In Case 3, while the scores of the PCS, escape/avoidance and the HIT-6 improved at the end of compared with before the program, the improvements were unsatisfactory, but they were improved markedly at the follow-up. Also, impairment of daily activities, which was severe both at the beginning and end of the program, was alleviated to “mild” at the follow-up. Case 3 characteristically showed severe clinical symptoms of headache, “severe” impairment of daily activities before the program, and marked fear of contracting or the recurrence of head disorders. However, Case 4, who also had severe clinical symptoms of headache and “severe” impairment of daily activities before the program, showed decreases in the scores of the PCS, escape/avoidance behaviors of the PASS-20 and HIT-6 after the program, with alteration of inappropriate perceptions and behavior associated with pain, and impairment of daily activities was alleviated to the “mild” level, at the end of the program. Therefore, one of the causes of the unsatisfactory improvement at the end of the program in Case 3 is considered to have been a strong fear of head disorders. Thus, if a patient is preoccupied with fear of head disorders, it may interfere with modification of catastrophic thoughts or escape/avoidance behaviors, and the degree of impairment of daily activities remains high, in a short-term (4-week) program. Case 3 had a history of hospitalization due to viral meningitis and experienced repeated headache as an accessory symptom. In the present illness, the patient worried about the recurrence of viral meningitis, and the higher level of fear of head diseases of this patient compared with the other 3 may be related to this history of viral meningitis. Since this suggests the presence of factors interfering with the control of sustainment/exacerbation of pain, it may be necessary, in patients who show no effect after the program or at the follow-up, to re-check their background and add sessions with contents more appropriate for their condition to the program performed in this study.

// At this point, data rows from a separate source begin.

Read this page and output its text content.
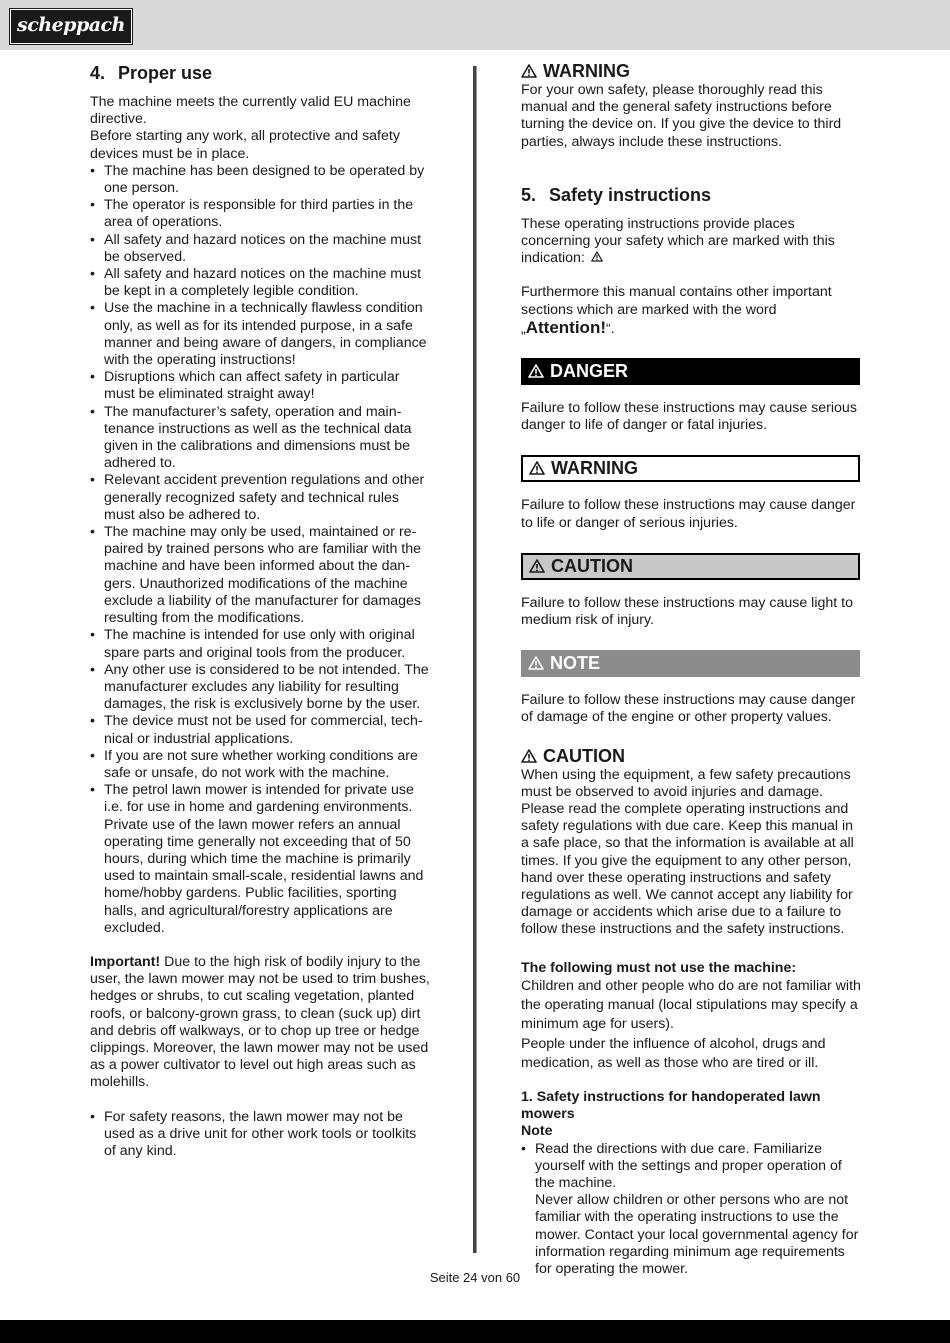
scheppach
4. Proper use

The machine meets the currently valid EU machine directive.

Before starting any work, all protective and safety devices must be in place.

• The machine has been designed to be operated by one person.
• The operator is responsible for third parties in the area of operations.
• All safety and hazard notices on the machine must be observed.
• All safety and hazard notices on the machine must be kept in a completely legible condition.
• Use the machine in a technically flawless condition only, as well as for its intended purpose, in a safe manner and being aware of dangers, in compliance with the operating instructions!
• Disruptions which can affect safety in particular must be eliminated straight away!
• The manufacturer’s safety, operation and maintenance instructions as well as the technical data given in the calibrations and dimensions must be adhered to.
• Relevant accident prevention regulations and other generally recognized safety and technical rules must also be adhered to.
• The machine may only be used, maintained or repaired by trained persons who are familiar with the machine and have been informed about the dangers. Unauthorized modifications of the machine exclude a liability of the manufacturer for damages resulting from the modifications.
• The machine is intended for use only with original spare parts and original tools from the producer.
• Any other use is considered to be not intended. The manufacturer excludes any liability for resulting damages, the risk is exclusively borne by the user.
• The device must not be used for commercial, technical or industrial applications.
• If you are not sure whether working conditions are safe or unsafe, do not work with the machine.
• The petrol lawn mower is intended for private use i.e. for use in home and gardening environments. Private use of the lawn mower refers an annual operating time generally not exceeding that of 50 hours, during which time the machine is primarily used to maintain small-scale, residential lawns and home/hobby gardens. Public facilities, sporting halls, and agricultural/forestry applications are excluded.

Important! Due to the high risk of bodily injury to the user, the lawn mower may not be used to trim bushes, hedges or shrubs, to cut scaling vegetation, planted roofs, or balcony-grown grass, to clean (suck up) dirt and debris off walkways, or to chop up tree or hedge clippings. Moreover, the lawn mower may not be used as a power cultivator to level out high areas such as molehills.

• For safety reasons, the lawn mower may not be used as a drive unit for other work tools or toolkits of any kind.
WARNING

For your own safety, please thoroughly read this manual and the general safety instructions before turning the device on. If you give the device to third parties, always include these instructions.

5. Safety instructions

These operating instructions provide places concerning your safety which are marked with this indication:

Furthermore this manual contains other important sections which are marked with the word „Attention!“.

DANGER

Failure to follow these instructions may cause serious danger to life of danger or fatal injuries.

WARNING

Failure to follow these instructions may cause danger to life or danger of serious injuries.

CAUTION

Failure to follow these instructions may cause light to medium risk of injury.

NOTE

Failure to follow these instructions may cause danger of damage of the engine or other property values.

CAUTION

When using the equipment, a few safety precautions must be observed to avoid injuries and damage. Please read the complete operating instructions and safety regulations with due care. Keep this manual in a safe place, so that the information is available at all times. If you give the equipment to any other person, hand over these operating instructions and safety regulations as well. We cannot accept any liability for damage or accidents which arise due to a failure to follow these instructions and the safety instructions.

The following must not use the machine:

Children and other people who do are not familiar with the operating manual (local stipulations may specify a minimum age for users).

People under the influence of alcohol, drugs and medication, as well as those who are tired or ill.

1. Safety instructions for handoperated lawn mowers

Note

• Read the directions with due care. Familiarize yourself with the settings and proper operation of the machine.
Never allow children or other persons who are not familiar with the operating instructions to use the mower. Contact your local governmental agency for information regarding minimum age requirements for operating the mower.
Seite 24 von 60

There are two limitations in the present study. The first point is to say four cases as a pilot study. It is necessary to increase participants, to set the control group and to make comparative study of the effect. The second is to be able to pursue only one month. TTH is easy to relapse and make chronic30). So, it is necessary to examine the effect after six months and 1 year. Moreover, it is important to clarify the feature between the patient not maintained with the one to whom the effect of the program was maintained.
This work was supported by JSPS KAKENHI Grant Number 22830057.
The authors declare that they have no competing interests.